2017_11_30 Aluma Farm_The Sintoses-21 (1)
Fresh vegetables. ImageCredit: The Sintoses

Conservis, an agriculture-technology startup specializing in farm-management software, announced this week that it will partner with Rabo AgriFinance to co-develop new technology that allows crop farmers to connect field data and financial results.

Using Conservis' platform, farmers are currently able to analyze and share data about what they grow. But by teaming up with Rabo, Conservis hopes its users will be able to make faster, more informed financial decisions about their crops, which is crucial to farm management.

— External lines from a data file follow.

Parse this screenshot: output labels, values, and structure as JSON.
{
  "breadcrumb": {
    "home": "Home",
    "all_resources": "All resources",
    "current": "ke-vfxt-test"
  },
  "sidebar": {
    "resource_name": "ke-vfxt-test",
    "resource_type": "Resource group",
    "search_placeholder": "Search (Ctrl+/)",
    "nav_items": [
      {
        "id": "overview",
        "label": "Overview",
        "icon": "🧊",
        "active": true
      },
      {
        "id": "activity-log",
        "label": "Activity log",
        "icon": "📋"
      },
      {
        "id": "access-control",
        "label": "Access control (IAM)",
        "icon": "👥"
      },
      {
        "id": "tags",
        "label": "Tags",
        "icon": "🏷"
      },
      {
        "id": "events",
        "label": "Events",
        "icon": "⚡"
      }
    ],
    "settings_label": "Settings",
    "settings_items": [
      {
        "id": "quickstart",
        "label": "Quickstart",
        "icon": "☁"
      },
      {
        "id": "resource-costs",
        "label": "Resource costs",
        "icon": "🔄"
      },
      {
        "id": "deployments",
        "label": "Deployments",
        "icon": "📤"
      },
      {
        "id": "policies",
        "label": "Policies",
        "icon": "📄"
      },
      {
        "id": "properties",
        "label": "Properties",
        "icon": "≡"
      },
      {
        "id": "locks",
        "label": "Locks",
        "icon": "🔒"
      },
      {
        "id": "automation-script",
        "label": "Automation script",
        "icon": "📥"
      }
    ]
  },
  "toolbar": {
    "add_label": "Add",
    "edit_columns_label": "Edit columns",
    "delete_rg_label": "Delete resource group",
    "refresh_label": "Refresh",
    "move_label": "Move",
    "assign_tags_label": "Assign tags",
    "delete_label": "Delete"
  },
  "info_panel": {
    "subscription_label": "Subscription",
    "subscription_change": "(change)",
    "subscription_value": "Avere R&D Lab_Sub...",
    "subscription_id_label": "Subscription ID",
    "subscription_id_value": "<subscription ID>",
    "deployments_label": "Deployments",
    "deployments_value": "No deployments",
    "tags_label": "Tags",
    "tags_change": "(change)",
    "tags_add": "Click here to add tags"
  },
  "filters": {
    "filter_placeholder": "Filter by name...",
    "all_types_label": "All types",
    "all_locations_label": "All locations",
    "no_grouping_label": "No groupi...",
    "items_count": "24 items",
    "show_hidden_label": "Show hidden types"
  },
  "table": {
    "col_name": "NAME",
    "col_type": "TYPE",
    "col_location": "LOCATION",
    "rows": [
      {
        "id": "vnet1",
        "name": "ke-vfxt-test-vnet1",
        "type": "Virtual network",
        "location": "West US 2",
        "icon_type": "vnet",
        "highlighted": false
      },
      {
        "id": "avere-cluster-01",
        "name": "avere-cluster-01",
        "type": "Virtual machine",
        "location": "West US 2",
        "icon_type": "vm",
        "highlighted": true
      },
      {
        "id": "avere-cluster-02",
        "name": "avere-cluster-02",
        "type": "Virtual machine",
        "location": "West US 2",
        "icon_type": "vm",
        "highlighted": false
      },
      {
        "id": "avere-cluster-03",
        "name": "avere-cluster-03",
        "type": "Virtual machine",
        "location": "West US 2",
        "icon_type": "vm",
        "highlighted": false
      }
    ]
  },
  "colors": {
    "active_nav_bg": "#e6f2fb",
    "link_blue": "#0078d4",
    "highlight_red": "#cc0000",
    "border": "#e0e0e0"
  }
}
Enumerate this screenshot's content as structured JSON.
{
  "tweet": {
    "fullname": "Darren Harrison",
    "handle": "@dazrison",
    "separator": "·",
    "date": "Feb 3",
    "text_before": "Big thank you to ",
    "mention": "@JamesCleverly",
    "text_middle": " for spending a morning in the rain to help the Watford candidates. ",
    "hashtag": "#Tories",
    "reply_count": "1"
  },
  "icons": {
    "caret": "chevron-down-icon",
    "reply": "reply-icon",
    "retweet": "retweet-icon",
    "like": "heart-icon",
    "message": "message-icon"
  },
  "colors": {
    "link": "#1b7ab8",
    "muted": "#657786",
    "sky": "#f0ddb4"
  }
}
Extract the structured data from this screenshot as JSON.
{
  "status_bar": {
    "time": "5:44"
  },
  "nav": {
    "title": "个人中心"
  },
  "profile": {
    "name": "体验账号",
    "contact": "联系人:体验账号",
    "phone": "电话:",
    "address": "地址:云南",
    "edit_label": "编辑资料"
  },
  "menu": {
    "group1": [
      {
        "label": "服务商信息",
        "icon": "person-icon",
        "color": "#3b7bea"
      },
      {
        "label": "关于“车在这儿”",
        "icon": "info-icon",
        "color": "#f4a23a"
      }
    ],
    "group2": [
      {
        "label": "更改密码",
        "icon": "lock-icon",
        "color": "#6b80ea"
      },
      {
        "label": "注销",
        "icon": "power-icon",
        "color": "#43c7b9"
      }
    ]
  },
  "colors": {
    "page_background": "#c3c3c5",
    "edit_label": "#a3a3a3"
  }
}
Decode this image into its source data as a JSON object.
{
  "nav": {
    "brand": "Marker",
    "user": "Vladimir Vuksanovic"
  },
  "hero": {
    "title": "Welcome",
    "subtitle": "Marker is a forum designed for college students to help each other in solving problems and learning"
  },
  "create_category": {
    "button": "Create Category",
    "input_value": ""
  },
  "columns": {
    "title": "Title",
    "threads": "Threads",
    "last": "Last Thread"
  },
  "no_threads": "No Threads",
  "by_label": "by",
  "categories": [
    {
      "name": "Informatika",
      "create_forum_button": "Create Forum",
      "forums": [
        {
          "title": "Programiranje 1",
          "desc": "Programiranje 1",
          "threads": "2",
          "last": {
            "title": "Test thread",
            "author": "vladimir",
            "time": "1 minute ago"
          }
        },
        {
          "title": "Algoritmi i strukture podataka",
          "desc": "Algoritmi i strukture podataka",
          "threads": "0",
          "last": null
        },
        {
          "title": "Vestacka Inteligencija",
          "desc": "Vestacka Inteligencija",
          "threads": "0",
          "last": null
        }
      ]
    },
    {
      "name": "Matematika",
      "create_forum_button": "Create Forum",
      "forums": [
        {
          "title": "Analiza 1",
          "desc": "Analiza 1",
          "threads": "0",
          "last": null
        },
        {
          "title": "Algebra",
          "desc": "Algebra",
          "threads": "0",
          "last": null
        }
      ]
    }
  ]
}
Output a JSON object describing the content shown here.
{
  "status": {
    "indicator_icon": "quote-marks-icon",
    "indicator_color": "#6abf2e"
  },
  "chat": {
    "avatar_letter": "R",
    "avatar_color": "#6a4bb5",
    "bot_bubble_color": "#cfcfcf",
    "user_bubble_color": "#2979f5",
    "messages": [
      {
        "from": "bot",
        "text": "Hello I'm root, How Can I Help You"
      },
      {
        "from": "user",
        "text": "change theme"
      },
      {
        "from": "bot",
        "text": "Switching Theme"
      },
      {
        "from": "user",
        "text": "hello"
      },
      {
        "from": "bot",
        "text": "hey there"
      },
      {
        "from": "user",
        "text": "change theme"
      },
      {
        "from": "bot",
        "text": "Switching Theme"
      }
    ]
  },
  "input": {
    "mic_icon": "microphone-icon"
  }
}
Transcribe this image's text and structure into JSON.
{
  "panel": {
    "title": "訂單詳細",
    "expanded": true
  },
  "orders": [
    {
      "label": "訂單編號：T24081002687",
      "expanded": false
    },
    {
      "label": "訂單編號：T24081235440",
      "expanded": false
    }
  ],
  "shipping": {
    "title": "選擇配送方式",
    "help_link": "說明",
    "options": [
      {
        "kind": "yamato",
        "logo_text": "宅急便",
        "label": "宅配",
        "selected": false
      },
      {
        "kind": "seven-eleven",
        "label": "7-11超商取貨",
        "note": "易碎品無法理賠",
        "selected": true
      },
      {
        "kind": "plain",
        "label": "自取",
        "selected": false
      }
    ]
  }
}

The new tech will also allow users to communicate these financial plans with their lenders and business partners.

Founded in 2009, Conservis is one of Minnesota’s most prominent ag-tech startups. Last year, the company secured $9.5 million to continue growing its business. It has raised around $45.2 million in total funding, according to Crunchbase, and its investors include Washington, D.C.-based Middleland Capital, Chicago-based Cultivian Sandbox Ventures, and Wisconsin-based Heartland Farms.

Chesterfield, Missouri-based Rabo AgriFinance is a financial services provider for famers and other agribusinesses in the United States. Rabo provides its users with financial services such as loans, insurance and risk management assessments. The business is a subsidiary of Rabobank, a large, international bank that specifically caters to the agricultural industry.

Through their new partnership, Rabo and Conservis said that they hope to merge their fin-tech and ag-tech specialties to develop financial farming advancements such as benchmarking, integrations with accounting software and other new services to improve decision making and profitability.

A report published this month by Pitchbook and ag-tech venture capital firm Finistere Ventures found that the analytics subsector of ag-tech (which Conservis operates in) received the bulk of the industry's attention and investment in 2018.

Within the ag-tech field, there's a growing demand to merge agriculture, technology and finance to translate common risks faced by farmers into measurable and trackable events, the report says. By doing so, agribusinesses will hopefully be able to unlock more capital and credit opportunities while avoiding financial pitfalls.

“Given the economic conditions that farmers are facing, there has never been a more appropriate time to unite ag-tech and fin-tech,” Conservis CEO Sherman Black said in a statement.